The appeal must also be dismissed as moot.  During the pendency of the appeal, the Office of Teaching Initiatives of the State Education Department issued visiting lecturer licenses to both Arrington and Demers for the 2008-2009 school year pursuant to Commissioner’s regulation §80-5.6.

In view of this disposition, I need not address the parties’ remaining claims. 

I must, however, address the discord which appears to prevail in the board of education of this district.  This is the sixth appeal from this district in less than 15 months (Appeal of Lilly, 47 Ed Dept Rep 268, Decision No. 15,692; Appeals of Stepien and Lilly, 47 id. 388, Decision No. 15,732; Appeal of Waechter, 48 id. ___, Decision No. 15,853; Appeal of Palmeri, 48 id. ___, Decision No. 15,859; and Appeal of Laub, et al., 48 id. ___, Decision No. 15,923).

It appears that the members of this board may be more interested in suing each other and pursuing old grudges than they are in managing the school district in a proper and efficient manner.

This appeal is particularly egregious.  Mr.
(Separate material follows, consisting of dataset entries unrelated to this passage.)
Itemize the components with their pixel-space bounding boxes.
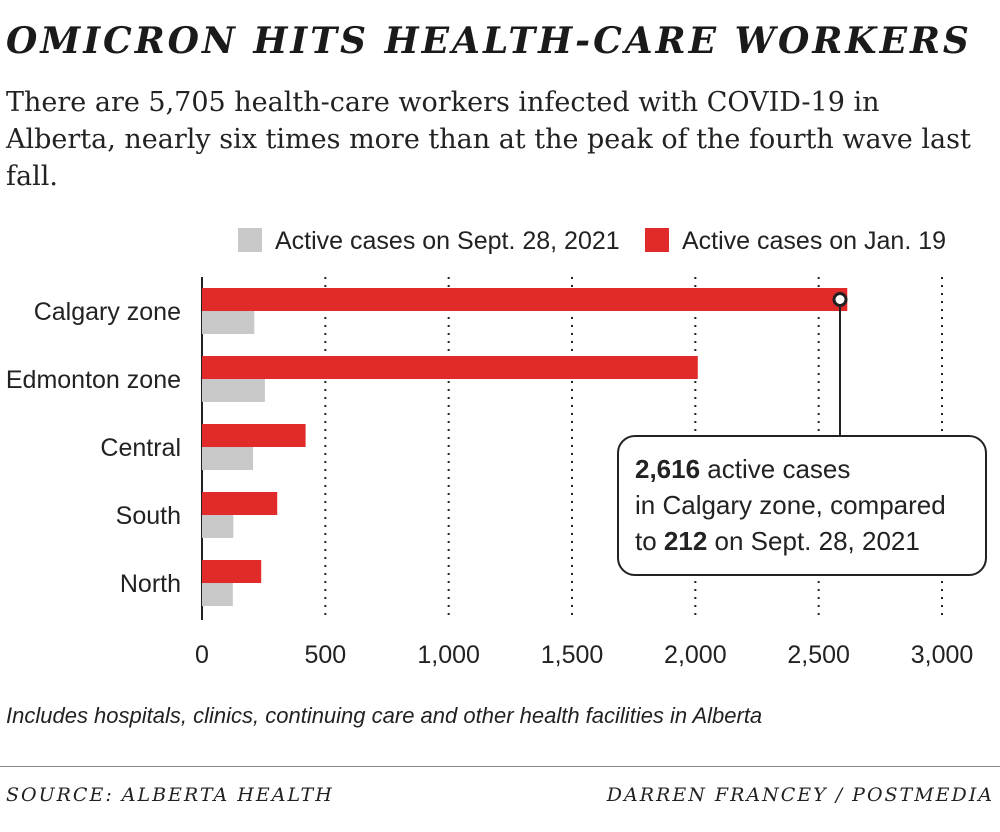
legend-sept-28-label: Active cases on Sept. 28, 2021 — [275, 227, 620, 255]
category-label: South — [116, 502, 181, 530]
chart-note: Includes hospitals, clinics, continuing … — [6, 703, 763, 728]
bar-jan-19 — [202, 560, 262, 583]
bar-sept-28 — [202, 379, 265, 402]
legend: Active cases on Sept. 28, 2021 Active cas… — [238, 227, 946, 255]
category-label: Calgary zone — [34, 298, 181, 326]
callout-value: 2,616 — [635, 454, 701, 484]
x-tick-label: 3,000 — [911, 641, 974, 669]
author-credit: DARREN FRANCEY / POSTMEDIA — [606, 784, 994, 806]
x-tick-label: 0 — [195, 641, 209, 669]
bar-jan-19 — [202, 356, 698, 379]
bar-jan-19 — [202, 492, 278, 515]
x-tick-label: 2,000 — [664, 641, 727, 669]
legend-jan-19-label: Active cases on Jan. 19 — [682, 227, 946, 255]
bar-sept-28 — [202, 447, 254, 470]
callout-line2: in Calgary zone, compared — [635, 490, 946, 520]
callout-box: 2,616 active cases in Calgary zone, comp… — [617, 435, 987, 576]
callout-value2: 212 — [663, 526, 708, 556]
bar-chart: Calgary zone Edmonton zone Central South Nor… — [6, 227, 973, 669]
chart-title: OMICRON HITS HEALTH-CARE WORKERS — [6, 20, 972, 62]
category-label: Central — [100, 434, 181, 462]
legend-sept-28-swatch — [238, 228, 262, 252]
x-tick-label: 2,500 — [787, 641, 850, 669]
footer-divider — [0, 766, 1000, 767]
x-tick-label: 1,000 — [417, 641, 480, 669]
callout-line1-text: active cases — [700, 454, 851, 484]
legend-jan-19-swatch — [645, 228, 669, 252]
bar-sept-28 — [202, 311, 255, 334]
callout-line3-pre: to — [635, 526, 664, 556]
source-credit: SOURCE: ALBERTA HEALTH — [6, 784, 334, 806]
x-tick-label: 500 — [304, 641, 346, 669]
bar-jan-19 — [202, 424, 306, 447]
bar-sept-28 — [202, 515, 234, 538]
bars — [202, 288, 848, 606]
chart-subtitle: There are 5,705 health-care workers infe… — [6, 87, 971, 192]
callout-line3-post: on Sept. 28, 2021 — [707, 526, 920, 556]
bar-jan-19 — [202, 288, 848, 311]
pointer-dot — [832, 292, 848, 307]
category-label: Edmonton zone — [6, 366, 181, 394]
x-tick-label: 1,500 — [541, 641, 604, 669]
category-labels: Calgary zone Edmonton zone Central South Nor… — [6, 298, 181, 598]
callout-pointer — [832, 292, 848, 437]
category-label: North — [120, 570, 181, 598]
tick-labels: 0 500 1,000 1,500 2,000 2,500 3,000 — [195, 641, 973, 669]
bar-sept-28 — [202, 583, 233, 606]
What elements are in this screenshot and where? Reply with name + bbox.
Stepien, an attorney admitted to practice in this State for 15 years, clearly had no serious reason to bring this appeal.  If I had the authority to impose sanctions, I would seriously consider doing so.

Because I am concerned about the dysfunctional manner in which the board is currently operating, I am sending a copy of this decision to the District Superintendent, with the request that he meet with this board to address the governance issues of this board.